A-mer'-i-cen"-tric, adj. -- believing or maintaining, consciously or unconsciously, that the United States of America is the most important country on the planet and that the rest of the world should or will agree with it on all matters of significance
The United States does not play well with others.
I'm not talking about run-of-the-mill American egotism, where a citizen doesn't pay any attention to world affairs unless they occur in his own backyard. This is no more widespread in the United States than in any other civilized country, because it's part of human nature. Any human being, all other things being equal, will look after his own interests and those of his family and friends before expressing concern for people he's never even met. The only reason it's a little more obvious among Americans than among Europeans is because most countries in Europe are smaller than most states in the U.S., and it's harder to avoid thinking about foreigners when they're just an afternoon's drive away.
No, I'm talking about the United States government, or at least the current administration. There's the abandonment of the Anti-Ballistic Missile treaty so it could build its missile defense system followed by Russia's and China's subsequent reassertion of it. There's the whole mess with the Kyoto Protocol, which even industrial Japan agreed to once enough concessions were made. Of course, there's the whole business with the American spy plane in China, which was never really resolved to anyone's satisfaction. More and more it seems like the U.S. government is going overseas and expecting a warm and friendly reception wherever it goes, but fewer and fewer world leaders want to be that friendly anymore.
This attitude dates way long before manifest destiny and the Monroe Doctrine put it in the history books, of course. In a way, it's part of American culture, integrated with the frontier spirit that gradually turned this country from thirteen coastal states into forty-eight states covering the entire breadth of the continent. Once we ran out of frontiers, we had to start looking at spreading our belief system into other countries, first in our own hemisphere (the Monroe Doctrine again) and eventually everywhere else. Today that philosophy is called globalization, and its no longer uniquely American. But the U.S. does have a biased interest in globalization because rather than focusing on making all countries everywhere work together, we try to make all countries everywhere work like we do.
It's also part of the history of the twentieth century and the two world wars that took place in it. It doesn't necessarily matter here why the U.S. chose to stay out of those wars until half the fighting had already taken place, or whether or not we were solely responsible for turning the tide militarily. It looked like the U.S. was the only winner in both wars because (aside from Pearl Harbor) none of the fighting took place in our territory. From a reconstruction perspective, we emerged from both wars completely unscathed. Therefore, as goes the subconscious perception, the current governments of Western Europe, Israel and Japan owe their current existence entirely to us. And since the Iron Curtain fell in the 1990s, that goes for Russia and all of Eastern Europe as well.

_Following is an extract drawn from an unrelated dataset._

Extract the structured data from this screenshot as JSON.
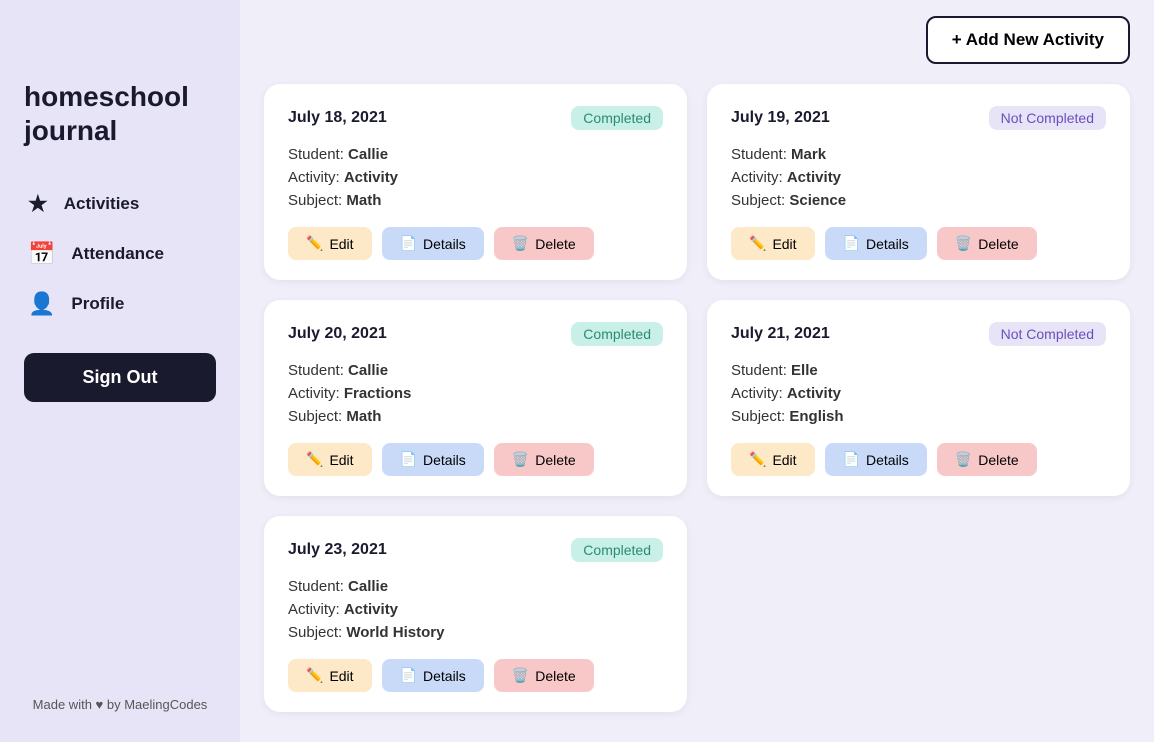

Logically, this isn't even a little bit true. But I'm convinced that somewhere in the mind of every conservative American is the belief that every other first world nation on the planet should be ingratiated to us for their entire way of life. And as those other governments continue to mature, their people (and governments) are resenting it more and more.
But our own leader doesn't seem to notice. He continues to do whatever is in "the American national interest" regardless of how we'll be perceived by our international peers. Gary Trudeau has been relentless in painting George W. Bush as someone who'd rather shrug off important matters of policy than think them through carefully, and while I doubt this is really the case, it's sometimes hard to disbelieve. Taking a month-long vacation in his home state of Texas less than one year into his first term doesn't help my perception of him, either.
Granted, the United States still is the dominant world power. It would be naive to think otherwise. But that title naturally invites resentment among all the countries that are expected to recognize it, because it implicitly weakens their sovreignty. It's all well and good to pursue American interests abroad, but these days it might be better to practice a little humility and let the other nations help make the rules. We don't need to convince everybody else that we're on top anymore. We've won the Cold War. We don't need to send out any more propaganda.
I am not a politician, of course, and I'm far from an expert on foreign policy. But it seems to me that our government would be able to do more by earning the other nations' respect instead of merely expecting it. Just because the other nations couldn't beat us in a one-on-one fight doesn't mean they shouldn't be treated as peers.